Khan has urged his supporters to march on the capital and stay there until the new government is dissolved and a date for a fresh election is announced.
He was ousted in a confidence vote by a united opposition after he lost his partners in his coalition government last month.
We are getting reports that the police have fired teargas shells to break up the protesters, said Amjad Malik, an interior ministry official.
Live local TV footage showed police fighting with supporters, beating them and in some places breaking their vehicles' windscreens and bundling them into police vans.
Islamabad's entry and exit routes and all important sites, including parliament, government offices and diplomatic missions, have been blocked, officials said. They said entry and exit points were also blocked from and to all major cities in Punjab province and on Grand Trunk GT Road.

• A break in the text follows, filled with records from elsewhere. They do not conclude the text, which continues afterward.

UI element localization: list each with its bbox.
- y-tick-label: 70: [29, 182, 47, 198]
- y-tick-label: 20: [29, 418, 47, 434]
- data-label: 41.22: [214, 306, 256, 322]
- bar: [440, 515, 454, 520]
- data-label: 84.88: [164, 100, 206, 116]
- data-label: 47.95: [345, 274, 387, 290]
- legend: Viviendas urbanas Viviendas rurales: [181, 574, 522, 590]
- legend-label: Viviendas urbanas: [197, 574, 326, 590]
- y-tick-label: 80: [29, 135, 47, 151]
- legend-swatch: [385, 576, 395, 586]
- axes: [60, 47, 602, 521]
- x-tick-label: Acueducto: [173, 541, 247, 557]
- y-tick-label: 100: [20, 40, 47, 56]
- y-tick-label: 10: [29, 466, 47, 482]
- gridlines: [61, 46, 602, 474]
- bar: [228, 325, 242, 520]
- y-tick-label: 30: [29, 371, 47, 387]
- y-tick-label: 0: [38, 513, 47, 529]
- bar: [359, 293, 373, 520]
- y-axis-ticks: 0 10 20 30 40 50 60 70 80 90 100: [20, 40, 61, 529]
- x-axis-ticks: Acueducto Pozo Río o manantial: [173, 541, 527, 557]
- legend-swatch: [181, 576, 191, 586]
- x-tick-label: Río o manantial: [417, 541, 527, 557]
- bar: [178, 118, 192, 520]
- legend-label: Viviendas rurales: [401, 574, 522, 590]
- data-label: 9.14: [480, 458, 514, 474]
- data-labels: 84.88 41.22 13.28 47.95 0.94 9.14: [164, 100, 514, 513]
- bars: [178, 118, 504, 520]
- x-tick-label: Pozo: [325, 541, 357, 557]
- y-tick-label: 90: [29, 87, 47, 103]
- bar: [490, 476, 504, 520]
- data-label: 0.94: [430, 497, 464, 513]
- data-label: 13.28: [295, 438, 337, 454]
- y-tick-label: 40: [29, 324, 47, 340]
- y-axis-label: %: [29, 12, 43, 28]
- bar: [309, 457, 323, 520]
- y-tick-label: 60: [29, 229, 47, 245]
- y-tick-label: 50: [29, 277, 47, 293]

Since Tuesday evening, heavy police and military troops have been deployed.
Khan is leading a rally that started in the northwestern city of Peshawar and was due to reach the capital via the GT road.
Khan said no one can stop us from atop a truck on the GT road on his way to Islamabad.
He said that we will remain in Islamabad until the announcement of the dates for dissolution of assemblies elections is given. He also rejected local media reports that a deal had been struck with the government to call off the march after holding a public meeting in the evening.
Information Minister Marriyum Aurangzeb denied any such deal.
The government has banned Khan's march, alleging that he is bringing the protesters to Islamabad with evil design. You've handed over a sinking economy to us, and now you're planning sit-ins and protests, said Prime Minister Shehbaz Sharif on Wednesday at a ceremony in Islamabad. We are trying to energize this weak economy. Khan's party has petitioned the Supreme Court to order the government to lift the restrictions.